The two falsely see “an opportunity to squeeze conservatives between a rock and a hard place.” Bottom line: This is another attempt to take our weapons despite the Constitution and despite the Second Amendment.

Going forward, the doctrine will either provide cover for left-leaning states to disarm potentially dangerous citizens—even in tension with Second Amendment principles—or it will be weakened, reinvigorating civil liability as a mechanism for policing the police.

Encouraging politicians already embracing authoritarianism to attack protected rights is dangerous and deeply irresponsible. But there is hope since Krishnamurthi’s and Salib’s clever gambit was anticipated.

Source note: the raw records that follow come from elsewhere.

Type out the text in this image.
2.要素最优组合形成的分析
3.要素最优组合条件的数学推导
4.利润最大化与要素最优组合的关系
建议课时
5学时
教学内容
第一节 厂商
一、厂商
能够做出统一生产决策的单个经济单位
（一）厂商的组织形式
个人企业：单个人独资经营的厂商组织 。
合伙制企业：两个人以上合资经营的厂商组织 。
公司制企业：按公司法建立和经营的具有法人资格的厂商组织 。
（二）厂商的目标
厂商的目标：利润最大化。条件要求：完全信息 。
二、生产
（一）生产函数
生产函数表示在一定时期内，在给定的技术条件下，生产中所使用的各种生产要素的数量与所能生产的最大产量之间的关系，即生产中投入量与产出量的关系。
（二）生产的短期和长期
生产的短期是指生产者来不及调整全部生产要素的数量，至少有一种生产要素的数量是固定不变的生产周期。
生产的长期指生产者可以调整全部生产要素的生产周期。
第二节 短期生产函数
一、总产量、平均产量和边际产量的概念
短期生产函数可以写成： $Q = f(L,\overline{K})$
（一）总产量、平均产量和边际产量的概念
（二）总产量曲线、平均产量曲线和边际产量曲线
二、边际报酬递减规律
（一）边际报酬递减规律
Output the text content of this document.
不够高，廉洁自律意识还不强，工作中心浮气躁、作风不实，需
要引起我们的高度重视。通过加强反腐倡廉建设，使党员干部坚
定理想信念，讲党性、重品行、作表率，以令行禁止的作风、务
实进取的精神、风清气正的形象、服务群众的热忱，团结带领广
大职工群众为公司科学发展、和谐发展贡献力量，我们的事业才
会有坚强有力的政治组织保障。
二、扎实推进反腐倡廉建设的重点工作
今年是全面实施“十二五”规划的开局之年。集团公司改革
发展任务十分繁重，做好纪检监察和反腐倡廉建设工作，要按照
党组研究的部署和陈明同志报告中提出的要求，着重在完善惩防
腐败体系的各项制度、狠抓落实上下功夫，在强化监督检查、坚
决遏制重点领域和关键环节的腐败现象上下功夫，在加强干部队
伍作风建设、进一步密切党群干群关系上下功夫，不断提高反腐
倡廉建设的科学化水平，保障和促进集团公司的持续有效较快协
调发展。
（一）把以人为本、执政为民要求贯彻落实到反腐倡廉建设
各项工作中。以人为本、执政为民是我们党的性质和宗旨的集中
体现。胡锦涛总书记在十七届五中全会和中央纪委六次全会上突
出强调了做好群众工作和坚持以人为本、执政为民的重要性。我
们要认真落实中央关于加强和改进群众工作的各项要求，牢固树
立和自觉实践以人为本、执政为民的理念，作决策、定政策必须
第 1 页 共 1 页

Robert Leider, assistant professor at George Mason University’s Antonin Scalia Law School, pointed out earlier this year when officials proposed anti-gun policies they knew would not stand scrutiny with the idea of daring people to risk arrest and litigation:

The Supreme Court has never said that qualified immunity protects state actors who intentionally seek to violate a recognized constitutional right simply because the legal artifice they employ has not been the subject of a prior court decision. Denying qualified immunity in these cases could mitigate much of the resistance to Bruen.

Law enforcement agencies are often regulated by their insurance providers, and insurance providers may deny coverage to jurisdictions engaged in willful court-defiant behavior.

Insurance companies seem unlikely saviors from government functionaries running roughshod over constitutional rights. But perhaps this will be the tool to thwart law professors hoping to bypass legal protections for liberty.

Final thoughts: The notion of promoting impunity for violating rights as a policy tool—what could possibly go wrong?

I wonder what it is that these two Law professors fail to understand about “shall not be infringed.”

Now may be an appropriate time to quote George Bernard Shaw: ‘Those who can, do; those who can’t, teach.”